The most popular trail in Bryce Canyon National Park
is the 1.3 mile Navajo Loop
, which begins at the busy overlook of Sunset Point
, and descends through some of the tallest fins and pinnacles in the park, down over 500 feet into the upper end of the main valley of Bryce Canyon. Both sides of the loop follow narrow ravines, one of which is very enclosed for about 300 feet, resembling a slot canyon, while the whole trail encounters contrasting scenery above and below - the upper sections have grand views over several miles of the Bryce Canyon formations, while the lower reaches are through sheltered, sandy basins, filled with large pine and fir trees.
Although the ground is steep in some parts, the trail is wide, well used and descends via gentle switchbacks, so the hike is relatively easy. The western half, which is known as Wall Street
owing to the particularly high, vertical cliffs and narrow passages, is closed during winter owing to the dangers of falling rocks and compacted ice, but the eastern half is officially open all year, though may still be difficult at times of deep snow. A junction at the far end of the loop allows for longer walks - south to the Peekaboo Trail
(another 3 miles), or north along the Queens Garden Trail
, an 1.6 mile route that when combined with part of the Rim Trail makes for a 3 mile circuit, using either side of the Navajo Trail. If hiking all the Navajo Loop, anticlockwise is the usual direction since the elevation changes more gradual on the return (eastern) section.
MapsOverview map for Bryce Canyon National Park
, topographic map of the central trails
Parking for the Navajo Trail is at Sunset Point, from where nine short paths radiate out in all directions, most leading to different sections of the rim. The trailhead is southeastwards, beside the principal viewpoint, overlooking the canyon for 270 degrees; north, east and south. A sign announces 'loose rocks, steep trail, boots recommended'.

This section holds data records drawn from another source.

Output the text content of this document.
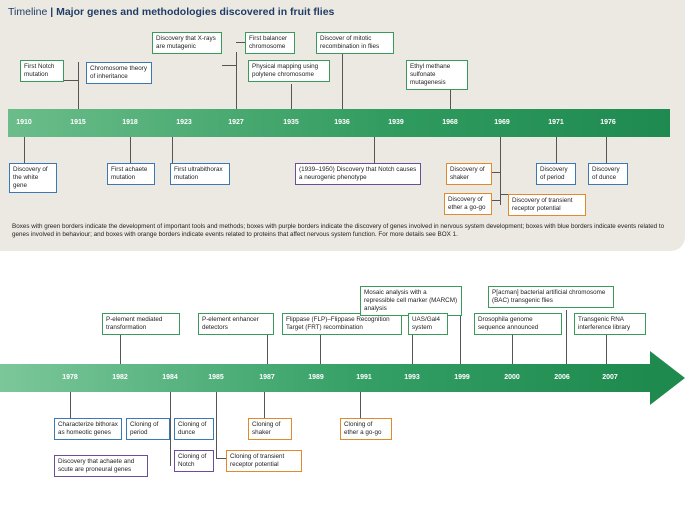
Timeline | Major genes and methodologies discovered in fruit flies
1910	1915	1918	1923	1927	1935	1936	1939	1968	1969	1971	1976
First Notch mutation
Chromosome theory of inheritance
Discovery that X-rays are mutagenic
First balancer chromosome
Physical mapping using polytene chromosome
Discover of mitotic recombination in flies
Ethyl methane sulfonate mutagenesis
Discovery of the white gene
First achaete mutation
First ultrabithorax mutation
(1939–1950) Discovery that Notch causes a neurogenic phenotype
Discovery of shaker
Discovery of ether a go-go
Discovery of transient receptor potential
Discovery of period
Discovery of dunce
Boxes with green borders indicate the development of important tools and methods; boxes with purple borders indicate the discovery of genes involved in nervous system development; boxes with blue borders indicate events related to genes involved in behaviour; and boxes with orange borders indicate events related to proteins that affect nervous system function. For more details see BOX 1.
1978	1982	1984	1985	1987	1989	1991	1993	1999	2000	2006	2007
P-element mediated transformation
P-element enhancer detectors
Flippase (FLP)–Flippase Recognition Target (FRT) recombination
Mosaic analysis with a repressible cell marker (MARCM) analysis
UAS/Gal4 system
Drosophila genome sequence announced
P[acman] bacterial artificial chromosome (BAC) transgenic flies
Transgenic RNA interference library
Characterize bithorax as homeotic genes
Discovery that achaete and scute are proneural genes
Cloning of period
Cloning of dunce
Cloning of Notch
Cloning of transient receptor potential
Cloning of shaker
Cloning of ether a go-go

The path moves down by one switchback, over light-colored earthen slopes, to a junction; left is the slightly less steep and less enclosed east side of the loop, known as Two Bridges on account of a double arch in an adjacent ravine, while right is the narrower and steeper Wall Street section. Both sides pass close to the biggest formations for only about a third of the distance, as the lower two thirds are through partly wooded, more open terrain, below the main band of cliffs. On the western side, a short spur leads to an overlook of an adjacent ravine, viewed through a little tunnel cut in the cliffs, while the main trail starts a series of tight switchbacks, descending into a narrowing ravine between crumbling orange walls. Very little vegetation grows here, due to the unstable soil and low light levels, and the ravine becomes quite dark for a few hundred feet in the slot-like section. This opens out to a shallower valley where a few Douglas fir trees grow at the base of the cliffs, reaching up towards the sun, and soon the drainage is relatively wide, the cliffs recede, and the surroundings are more generally forested.

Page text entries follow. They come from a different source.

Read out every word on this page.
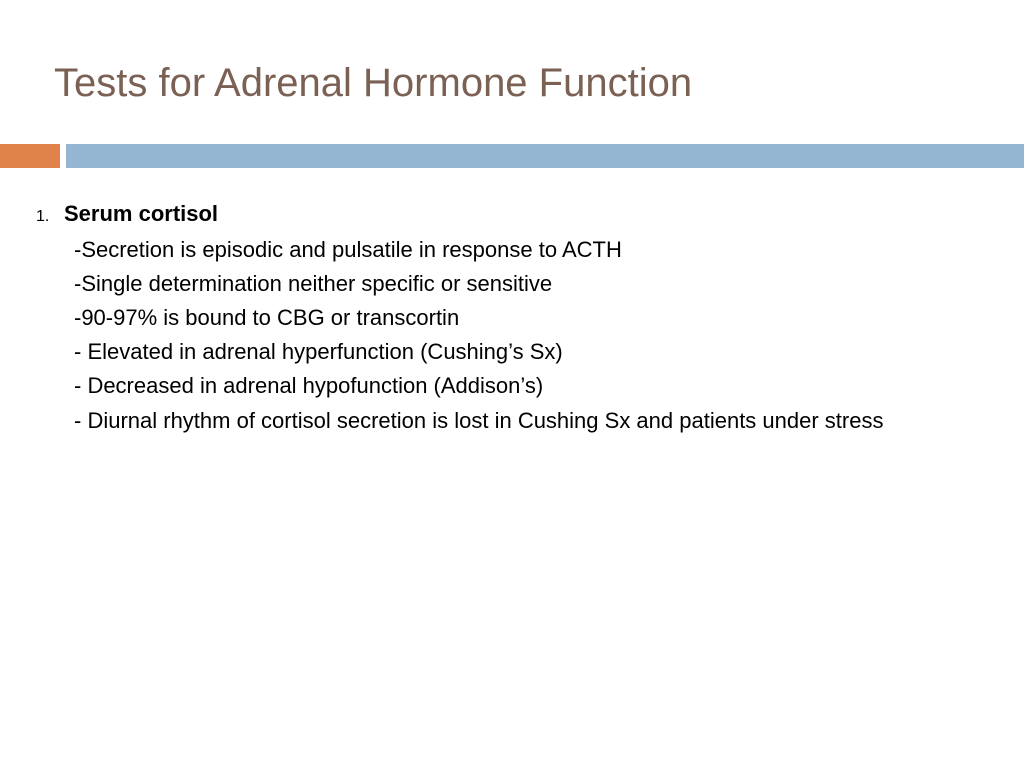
Tests for Adrenal Hormone Function
1. Serum cortisol
-Secretion is episodic and pulsatile in response to ACTH
-Single determination neither specific or sensitive
-90-97% is bound to CBG or transcortin
- Elevated in adrenal hyperfunction (Cushing’s Sx)
- Decreased in adrenal hypofunction (Addison’s)
- Diurnal rhythm of cortisol secretion is lost in Cushing Sx and patients under stress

The Navajo Trail continues along the east bank of a sandy streambed to a four-way junction, with the Peekaboo Loop southeast, Queens Garden northeast and the return part of the Navajo Loop northwest. This starts climbing up a grey, wooded slope as the cliffs on each side become gradually taller and closer together, though not to the same extent as on the west side - tall trees persist most of the way to the top of the ravine. The final section of the path winds up another set of tight zig-zags, ending with a more open stretch in sight of many pinnacles, including the distinctive shape of Thor's Hammer
, a sizeable block on top of a slender pedestal.